The average length of the 5' UTR in eukaryotic mRNAs is 80-120 nucleotides.
As a result, the m7G cap at the 5’ terminus of the mRNA is a considerable distance from the initiator codon.
In the bovine sequence, a possible hairpin loop may bring the 5’ end closer to the initiator codon. However, in both the human and rat sequences, deletions of 11 and 16 nucleotides respectively, largely eliminate the sequences involved in the stem of the loop.
Thus, there seems to be little functional significance related to the bovine secondary structure.
In the rat PTH mRNA 5' terminus the first 19 nt of the mRNA may form a stable stem loop structure that could affect PTH mRNA translation, but its function has not been determined. (T. Naveh-Many, unpublished data).
However the most outstanding conclusion from a comparative analysis of the sequences is that no region in the 5’ untranslated region is conserved that has any known functional significance.
The Coding Region
The actual initiator ATG codons for the human and bovine PTH mRNAs have been identified by sequencing in vitro translation products of the mRNAs. In the bovine sequence, the first ATG codon is the initiator codon, in accord with many other eukaryotic mRNAs.
The human and rat sequences have ATG triplets prior to the probable initiator ATG, which are present ten nucleotides before the initiation codon and are immediately followed by a termination codon.
In the rat, another ATG is present 115 nucleotides before the initiator codon.
The designation of the third ATG codon of the rat sequence as the initiator codon is based on indirect evidence, primarily by comparison with the bovine and human cDNAs.
Regardless, the presence of termination codons in phase with the earlier ATG prohibits the synthesis of a long protein initiated at these codons, as is the case in some other genes with premature ATG codons.
However in some systems, small peptides that are translational products of upstream ATGs have been shown to have regulatory functions.
Whether this is the case in the rat PTH mRNA is not known.
The most stringent requirement for optimal initiation of synthesis is for a purine at the –3 position.
Since non of the premature ATG codons in the rat and human PTH mRNAs has a purine at the –3 position, they are likely to be weak initiators.

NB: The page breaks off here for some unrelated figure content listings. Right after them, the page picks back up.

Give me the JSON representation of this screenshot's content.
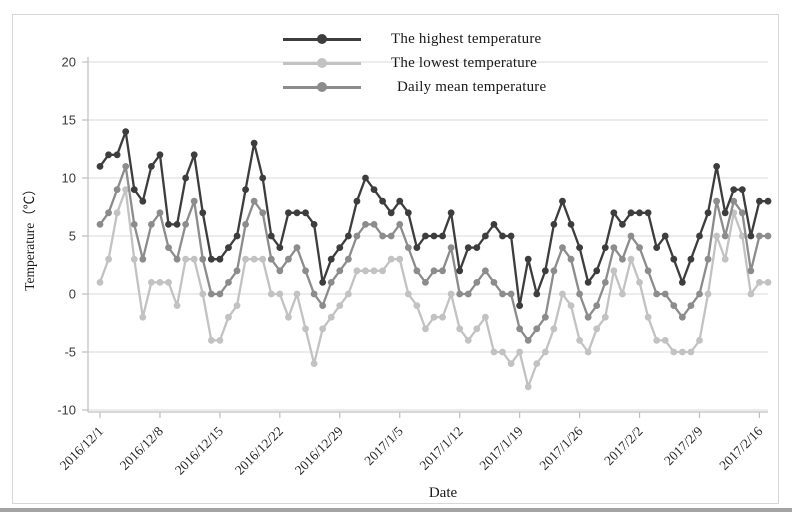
{
  "chart_data": {
    "type": "line",
    "title": "",
    "xlabel": "Date",
    "ylabel": "Temperature（℃）",
    "ylim": [
      -10,
      20
    ],
    "y_ticks": [
      20,
      15,
      10,
      5,
      0,
      -5,
      -10
    ],
    "grid": true,
    "legend_position": "top-center",
    "x_tick_labels": [
      "2016/12/1",
      "2016/12/8",
      "2016/12/15",
      "2016/12/22",
      "2016/12/29",
      "2017/1/5",
      "2017/1/12",
      "2017/1/19",
      "2017/1/26",
      "2017/2/2",
      "2017/2/9",
      "2017/2/16"
    ],
    "days_per_tick": 7,
    "x_unit": "day",
    "series": [
      {
        "name": "The highest temperature",
        "color": "#3d3d3d",
        "values": [
          11,
          12,
          12,
          14,
          9,
          8,
          11,
          12,
          6,
          6,
          10,
          12,
          7,
          3,
          3,
          4,
          5,
          9,
          13,
          10,
          5,
          4,
          7,
          7,
          7,
          6,
          1,
          3,
          4,
          5,
          8,
          10,
          9,
          8,
          7,
          8,
          7,
          4,
          5,
          5,
          5,
          7,
          2,
          4,
          4,
          5,
          6,
          5,
          5,
          -1,
          3,
          0,
          2,
          6,
          8,
          6,
          4,
          1,
          2,
          4,
          7,
          6,
          7,
          7,
          7,
          4,
          5,
          3,
          1,
          3,
          5,
          7,
          11,
          7,
          9,
          9,
          5,
          8,
          8
        ]
      },
      {
        "name": "The lowest temperature",
        "color": "#c2c2c2",
        "values": [
          1,
          3,
          7,
          9,
          3,
          -2,
          1,
          1,
          1,
          -1,
          3,
          3,
          0,
          -4,
          -4,
          -2,
          -1,
          3,
          3,
          3,
          0,
          0,
          -2,
          0,
          -3,
          -6,
          -3,
          -2,
          -1,
          0,
          2,
          2,
          2,
          2,
          3,
          3,
          0,
          -1,
          -3,
          -2,
          -2,
          0,
          -3,
          -4,
          -3,
          -2,
          -5,
          -5,
          -6,
          -5,
          -8,
          -6,
          -5,
          -3,
          0,
          -1,
          -4,
          -5,
          -3,
          -2,
          2,
          0,
          3,
          1,
          -2,
          -4,
          -4,
          -5,
          -5,
          -5,
          -4,
          0,
          5,
          3,
          7,
          5,
          0,
          1,
          1
        ]
      },
      {
        "name": "Daily mean temperature",
        "color": "#8c8c8c",
        "values": [
          6,
          7,
          9,
          11,
          6,
          3,
          6,
          7,
          4,
          3,
          6,
          8,
          3,
          0,
          0,
          1,
          2,
          6,
          8,
          7,
          3,
          2,
          3,
          4,
          2,
          0,
          -1,
          1,
          2,
          3,
          5,
          6,
          6,
          5,
          5,
          6,
          4,
          2,
          1,
          2,
          2,
          4,
          0,
          0,
          1,
          2,
          1,
          0,
          0,
          -3,
          -4,
          -3,
          -2,
          2,
          4,
          3,
          0,
          -2,
          -1,
          1,
          4,
          3,
          5,
          4,
          2,
          0,
          0,
          -1,
          -2,
          -1,
          0,
          3,
          8,
          5,
          8,
          7,
          2,
          5,
          5
        ]
      }
    ],
    "style": {
      "gridline_color": "#d9d9d9",
      "axis_color": "#bfbfbf",
      "tick_label_color": "#3a3a3a",
      "marker_radius": 3.4,
      "line_width": 2.3
    }
  },
  "legend": {
    "items": [
      {
        "label": "The highest temperature"
      },
      {
        "label": "The lowest temperature"
      },
      {
        "label": "Daily mean temperature"
      }
    ]
  }
}
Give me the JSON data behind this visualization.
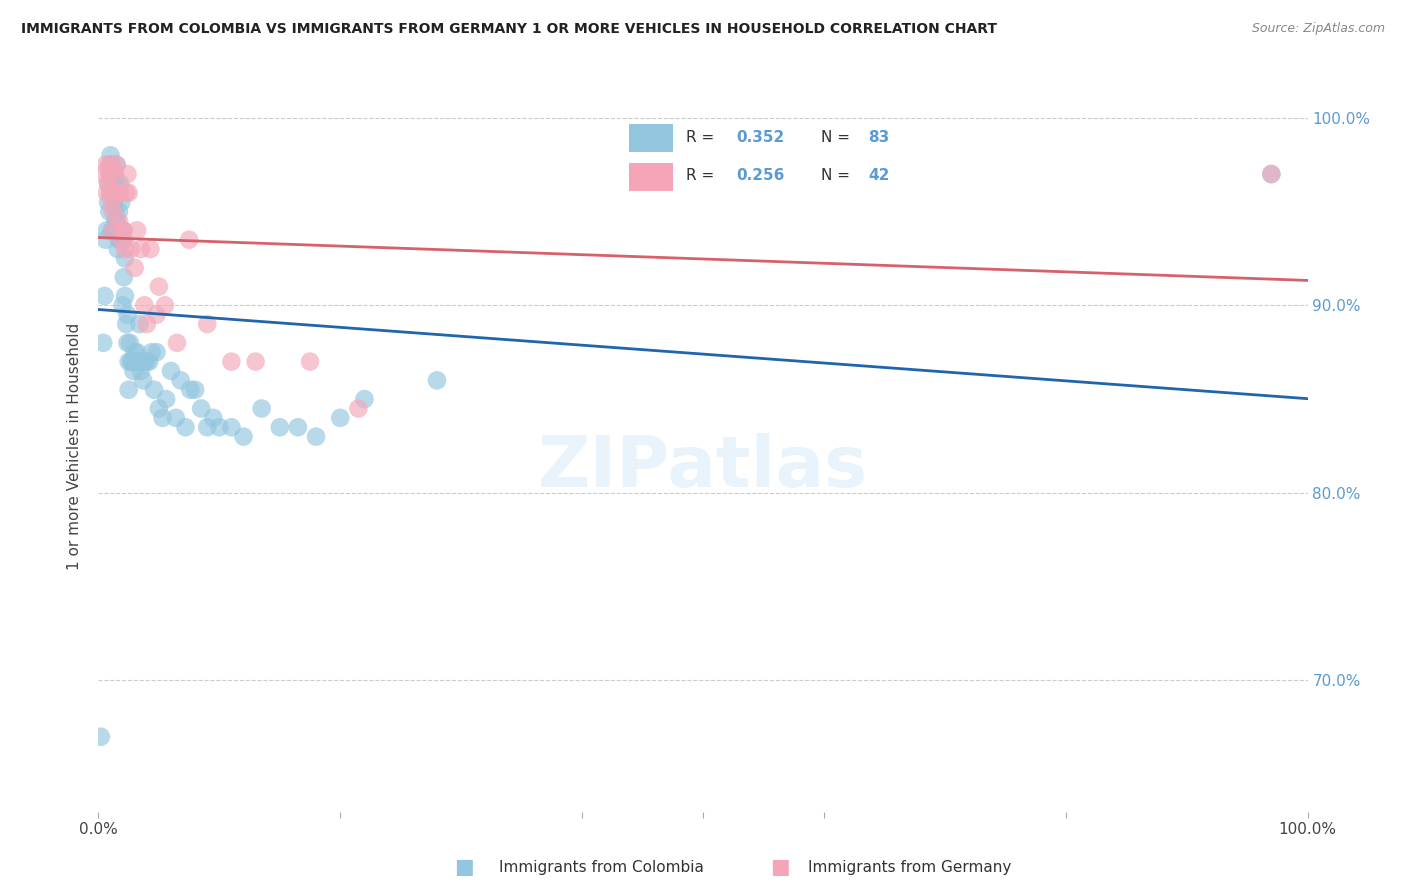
{
  "title": "IMMIGRANTS FROM COLOMBIA VS IMMIGRANTS FROM GERMANY 1 OR MORE VEHICLES IN HOUSEHOLD CORRELATION CHART",
  "source": "Source: ZipAtlas.com",
  "ylabel": "1 or more Vehicles in Household",
  "legend_label1": "Immigrants from Colombia",
  "legend_label2": "Immigrants from Germany",
  "R_colombia": 0.352,
  "N_colombia": 83,
  "R_germany": 0.256,
  "N_germany": 42,
  "color_colombia": "#92c5de",
  "color_germany": "#f4a6b8",
  "line_colombia": "#2166ac",
  "line_germany": "#d6616b",
  "ytick_labels": [
    "70.0%",
    "80.0%",
    "90.0%",
    "100.0%"
  ],
  "ytick_values": [
    0.7,
    0.8,
    0.9,
    1.0
  ],
  "xlim": [
    0.0,
    1.0
  ],
  "ylim": [
    0.63,
    1.02
  ],
  "colombia_x": [
    0.002,
    0.004,
    0.005,
    0.006,
    0.007,
    0.008,
    0.008,
    0.009,
    0.009,
    0.01,
    0.01,
    0.01,
    0.011,
    0.011,
    0.012,
    0.012,
    0.013,
    0.013,
    0.014,
    0.014,
    0.015,
    0.015,
    0.015,
    0.016,
    0.016,
    0.017,
    0.017,
    0.018,
    0.018,
    0.019,
    0.019,
    0.02,
    0.02,
    0.021,
    0.021,
    0.022,
    0.022,
    0.023,
    0.024,
    0.024,
    0.025,
    0.025,
    0.026,
    0.027,
    0.028,
    0.029,
    0.03,
    0.031,
    0.032,
    0.033,
    0.034,
    0.035,
    0.036,
    0.037,
    0.038,
    0.04,
    0.042,
    0.044,
    0.046,
    0.048,
    0.05,
    0.053,
    0.056,
    0.06,
    0.064,
    0.068,
    0.072,
    0.076,
    0.08,
    0.085,
    0.09,
    0.095,
    0.1,
    0.11,
    0.12,
    0.135,
    0.15,
    0.165,
    0.18,
    0.2,
    0.22,
    0.28,
    0.97
  ],
  "colombia_y": [
    0.67,
    0.88,
    0.905,
    0.935,
    0.94,
    0.955,
    0.965,
    0.975,
    0.95,
    0.96,
    0.97,
    0.98,
    0.975,
    0.94,
    0.94,
    0.965,
    0.97,
    0.955,
    0.95,
    0.945,
    0.975,
    0.965,
    0.945,
    0.96,
    0.93,
    0.935,
    0.95,
    0.935,
    0.965,
    0.935,
    0.955,
    0.9,
    0.94,
    0.935,
    0.915,
    0.925,
    0.905,
    0.89,
    0.895,
    0.88,
    0.87,
    0.855,
    0.88,
    0.87,
    0.87,
    0.865,
    0.875,
    0.87,
    0.875,
    0.87,
    0.89,
    0.865,
    0.87,
    0.86,
    0.87,
    0.87,
    0.87,
    0.875,
    0.855,
    0.875,
    0.845,
    0.84,
    0.85,
    0.865,
    0.84,
    0.86,
    0.835,
    0.855,
    0.855,
    0.845,
    0.835,
    0.84,
    0.835,
    0.835,
    0.83,
    0.845,
    0.835,
    0.835,
    0.83,
    0.84,
    0.85,
    0.86,
    0.97
  ],
  "germany_x": [
    0.004,
    0.006,
    0.007,
    0.008,
    0.009,
    0.01,
    0.01,
    0.011,
    0.012,
    0.012,
    0.013,
    0.014,
    0.015,
    0.015,
    0.016,
    0.017,
    0.018,
    0.019,
    0.02,
    0.021,
    0.022,
    0.023,
    0.024,
    0.025,
    0.027,
    0.03,
    0.032,
    0.035,
    0.038,
    0.04,
    0.043,
    0.048,
    0.05,
    0.055,
    0.065,
    0.075,
    0.09,
    0.11,
    0.13,
    0.175,
    0.215,
    0.97
  ],
  "germany_y": [
    0.97,
    0.975,
    0.96,
    0.965,
    0.97,
    0.96,
    0.975,
    0.955,
    0.95,
    0.94,
    0.96,
    0.97,
    0.96,
    0.975,
    0.96,
    0.945,
    0.96,
    0.935,
    0.94,
    0.94,
    0.93,
    0.96,
    0.97,
    0.96,
    0.93,
    0.92,
    0.94,
    0.93,
    0.9,
    0.89,
    0.93,
    0.895,
    0.91,
    0.9,
    0.88,
    0.935,
    0.89,
    0.87,
    0.87,
    0.87,
    0.845,
    0.97
  ]
}
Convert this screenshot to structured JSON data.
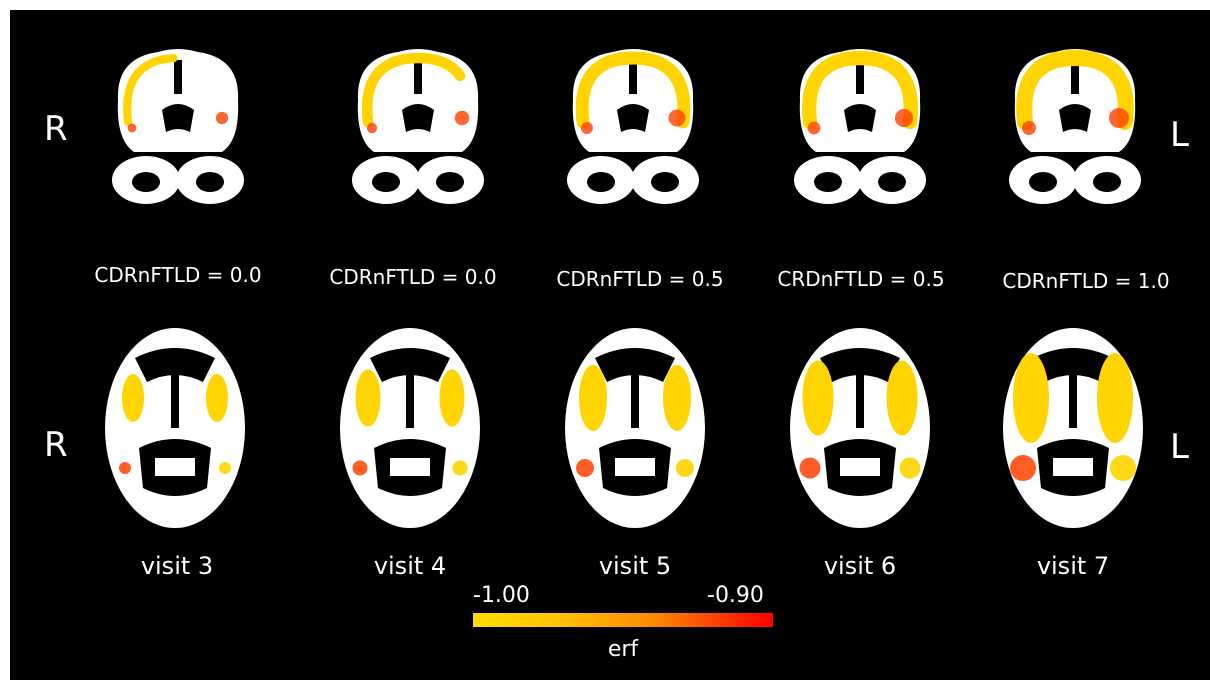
{
  "orientation": {
    "left": "R",
    "right": "L"
  },
  "columns": [
    {
      "cdr": "CDRnFTLD = 0.0",
      "visit": "visit 3",
      "coronal_extent": 0.35,
      "axial_extent": 0.3
    },
    {
      "cdr": "CDRnFTLD = 0.0",
      "visit": "visit 4",
      "coronal_extent": 0.55,
      "axial_extent": 0.45
    },
    {
      "cdr": "CDRnFTLD = 0.5",
      "visit": "visit 5",
      "coronal_extent": 0.75,
      "axial_extent": 0.6
    },
    {
      "cdr": "CRDnFTLD = 0.5",
      "visit": "visit 6",
      "coronal_extent": 0.85,
      "axial_extent": 0.75
    },
    {
      "cdr": "CDRnFTLD = 1.0",
      "visit": "visit 7",
      "coronal_extent": 1.0,
      "axial_extent": 1.0
    }
  ],
  "colorbar": {
    "min_label": "-1.00",
    "max_label": "-0.90",
    "name": "erf",
    "color_low": "#ffdd00",
    "color_high": "#ff0000"
  },
  "colors": {
    "background": "#000000",
    "brain": "#ffffff",
    "overlay_main": "#ffd400",
    "overlay_edge": "#ff4000"
  }
}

In contrast, the probable initiator ATG codon has an A at the –3 position in each sequence.
The 3’ Untranslated Region
As noted above, the 3’ untranslated region is the most variable region of the cDNAs requiring significant gaps to maximize homology.
The termination codon in all species except for the rat and mouse is TGA and is followed closely by a second in-phase termination codon.
In the rat and mouse TAA is the termination codon and no following termination codon is present.
Conservation of Protein Binding Elements in the PTH mRNA 3'-UTR
We have defined the cis sequence in the rat PTH mRNA 3’-UTR that determines the stability of the PTH mRNA and its regulation by calcium and phosphate (P). PTH gene expression is regulated post-transcriptional by Ca2+ and P, with dietary induced hypocalcemia increasing and dietary induced hypophosphatemia decreasing PTH mRNA levels.
This regulation of PTH mRNA stability correlates with differences in binding of trans acting cytosolic proteins to a cis acting instability element in the PTH mRNA 3'-UTR.
There is no PT cell line and therefore to study PTH mRNA stability we performed in vitro degradation assays. We did this by incubating the labeled PTH transcript with cytosolic PT proteins from rats on the different diets and measuring the amount of intact transcript remaining with time.
PT proteins from low Ca2+ rats stabilized and low P PT proteins destabilized the PTH transcript compared to PT proteins of control rat.
This rapid degradation by low P was dependent upon the presence of the terminal 60 nt protein binding region of the PTH mRNA.
We have defined the cis sequence in the rat PTH mRNA 3’-UTR that determines the stability of the PTH transcript and to which the trans acting PT proteins bind.
A minimum sequence of 26 nt was sufficient for RNA-protein binding.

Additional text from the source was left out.